Some studies have explored the association between blood group type and head and neck cancer, such as 2, which found that blood group B is associated with an increased incidence of hypopharyngeal cancer, while blood antigen A is associated with a higher risk of oral cavity cancer development. However, these findings do not support the use of blood group type as a diagnostic tool for neck cancer.
Imaging studies, such as CT perfusion, have been investigated for their potential to noninvasively predict intratumoral microvessel density in head and neck squamous cell carcinoma, as seen in 3. However, these studies do not provide evidence for the use of bloodwork in diagnosing neck cancer.
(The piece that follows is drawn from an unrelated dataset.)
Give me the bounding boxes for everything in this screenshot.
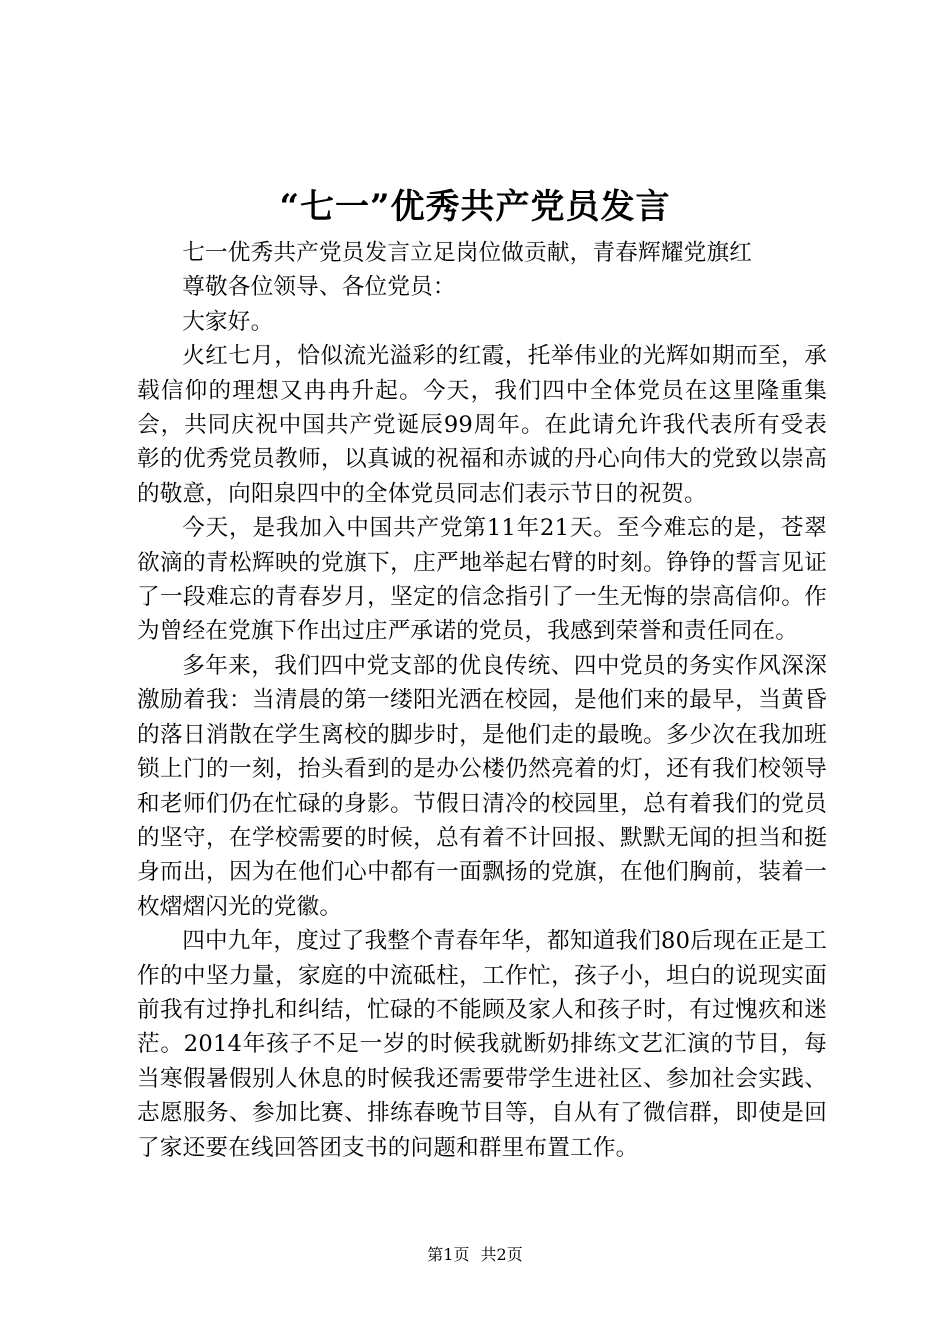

In terms of treatment, blood transfusions have been associated with adverse outcomes in patients with head and neck cancer undergoing free tissue transfer, as seen in 4. This highlights the importance of careful consideration of blood transfusions in the management of patients with head and neck cancer.
Overall, the gold standard for diagnosing neck cancer remains a biopsy of suspicious tissue, and blood tests should not be relied upon for initial diagnosis. Blood tests may help with pre-treatment assessment and monitoring during treatment, but they are not a substitute for a thorough diagnostic evaluation.